- Born: 9 October 1982 (age 43) Cairo, Egypt

= Hassan El Shafei =

Egyptian record producer

Hassan El Shafei (حسن الشافعي; born 9 October 1982) is an Egyptian record producer and media personality, el-Shafei was distinguished by his modern style in choosing music. He also cooperated with important names in the music world from all the Arab countries. He was known in Egypt for being a music producer and won the best music producer award at the Middle East Music Awards in 2009.

== Biography ==
Winner of the Middle East music award for Best Music Producer in 2009 and DG magazine's award for Best Music Arranger in 2007 and 2009, 28-year-old Hassan El Shafei is on a rocking roll. With memorable number one hits to his name, El Shafei has produced and arranged for Amr Diab, Hossam Habib, Angham, Sherine, Abdel Mejid Abdallah and Nancy Ajram.
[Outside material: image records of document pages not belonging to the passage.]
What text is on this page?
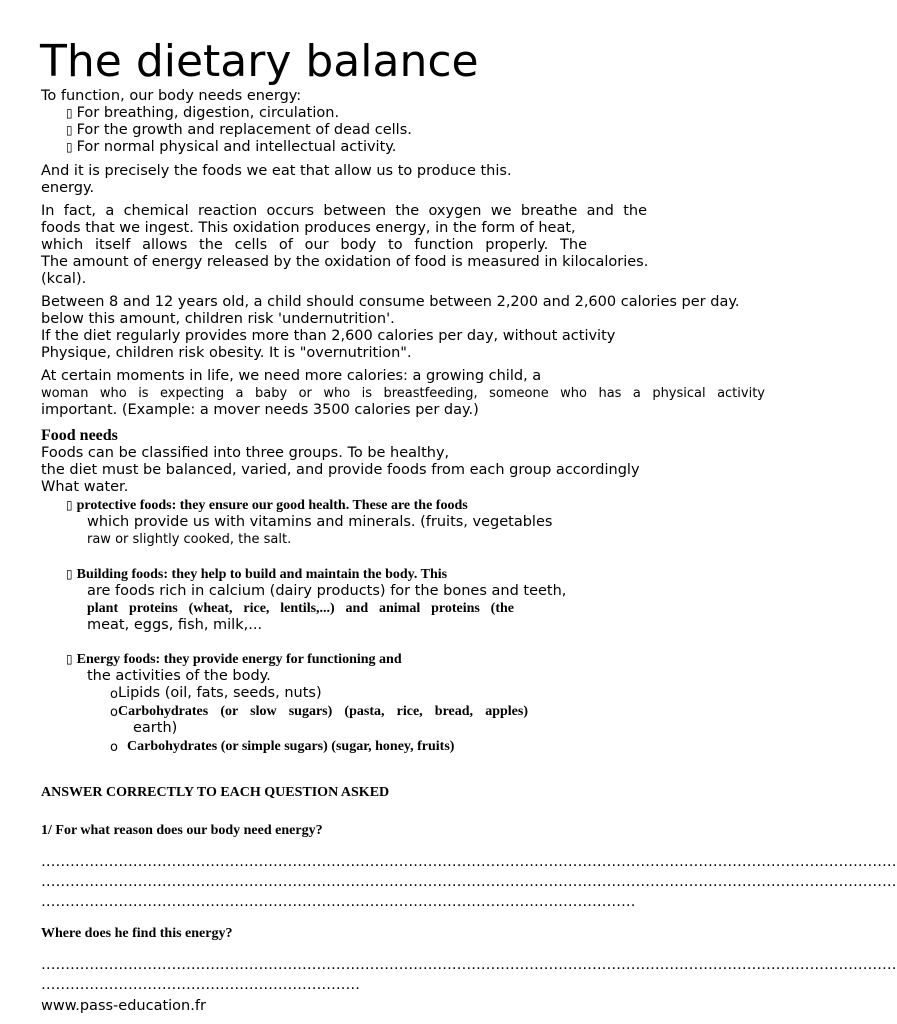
The dietary balance
To function, our body needs energy:
▯ For breathing, digestion, circulation.
▯ For the growth and replacement of dead cells.
▯ For normal physical and intellectual activity.
And it is precisely the foods we eat that allow us to produce this.
energy.
In fact, a chemical reaction occurs between the oxygen we breathe and the
foods that we ingest. This oxidation produces energy, in the form of heat,
which itself allows the cells of our body to function properly. The
The amount of energy released by the oxidation of food is measured in kilocalories.
(kcal).
Between 8 and 12 years old, a child should consume between 2,200 and 2,600 calories per day.
below this amount, children risk 'undernutrition'.
If the diet regularly provides more than 2,600 calories per day, without activity
Physique, children risk obesity. It is "overnutrition".
At certain moments in life, we need more calories: a growing child, a
woman who is expecting a baby or who is breastfeeding, someone who has a physical activity
important. (Example: a mover needs 3500 calories per day.)
Food needs
Foods can be classified into three groups. To be healthy,
the diet must be balanced, varied, and provide foods from each group accordingly
What water.
▯ protective foods: they ensure our good health. These are the foods
which provide us with vitamins and minerals. (fruits, vegetables
raw or slightly cooked, the salt.
▯ Building foods: they help to build and maintain the body. This
are foods rich in calcium (dairy products) for the bones and teeth,
plant proteins (wheat, rice, lentils,...) and animal proteins (the
meat, eggs, fish, milk,...
▯ Energy foods: they provide energy for functioning and
the activities of the body.
o Lipids (oil, fats, seeds, nuts)
o Carbohydrates (or slow sugars) (pasta, rice, bread, apples)
earth)
o Carbohydrates (or simple sugars) (sugar, honey, fruits)
ANSWER CORRECTLY TO EACH QUESTION ASKED
1/ For what reason does our body need energy?
……………………………………………………………………………………………………………………………………………………………
……………………………………………………………………………………………………………………………………………………………
……………………………………………………………………………………………………………
Where does he find this energy?
……………………………………………………………………………………………………………………………………………………………
…………………………………………………………
www.pass-education.fr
His unique music productions have quickly gained popularity in the Middle East, Europe and the US And after founding his own record label – The Basement Records – El Shafei now has his sights set on revolutionising the way music in the Middle East is produced; giving big stars a music makeover while paving the way for talented young artists to introduce something fresh into the local market. He founded the genre-blending Basement Records label in 2010 with his business partner Mohamed El Shaer. An industry notable, he soon found TV superstardom as a judge on multiple seasons of Arab Idol, which premiered in 2011. In 2014, he was asked to contribute to the international FIFA World Cup-minded album Pepsi Beats of the Beautiful Game, the only Arab representative on a collection with Timbaland, Santigold, Janelle Monáe, and others. That same year, he released the summer Internet dance hit "Mayestahlushi" under his own name, featuring Abla Fahita.
In 2021 under the alias "Haram" which means "Pyramid" in Arabic he produced the song called "Rakam 1 da mesh enta" with the Rapper Ahmed Nasser "The Joker" topping the charts and gaining tens of millions of views across different platforms, in 2022 he produced the song "El Morag3a El Neha2ya" under the same alias gaining success once again, in 2024 he mastered the Joker's song called Dahaya "Victims" that criticised Israel in the Gaza war.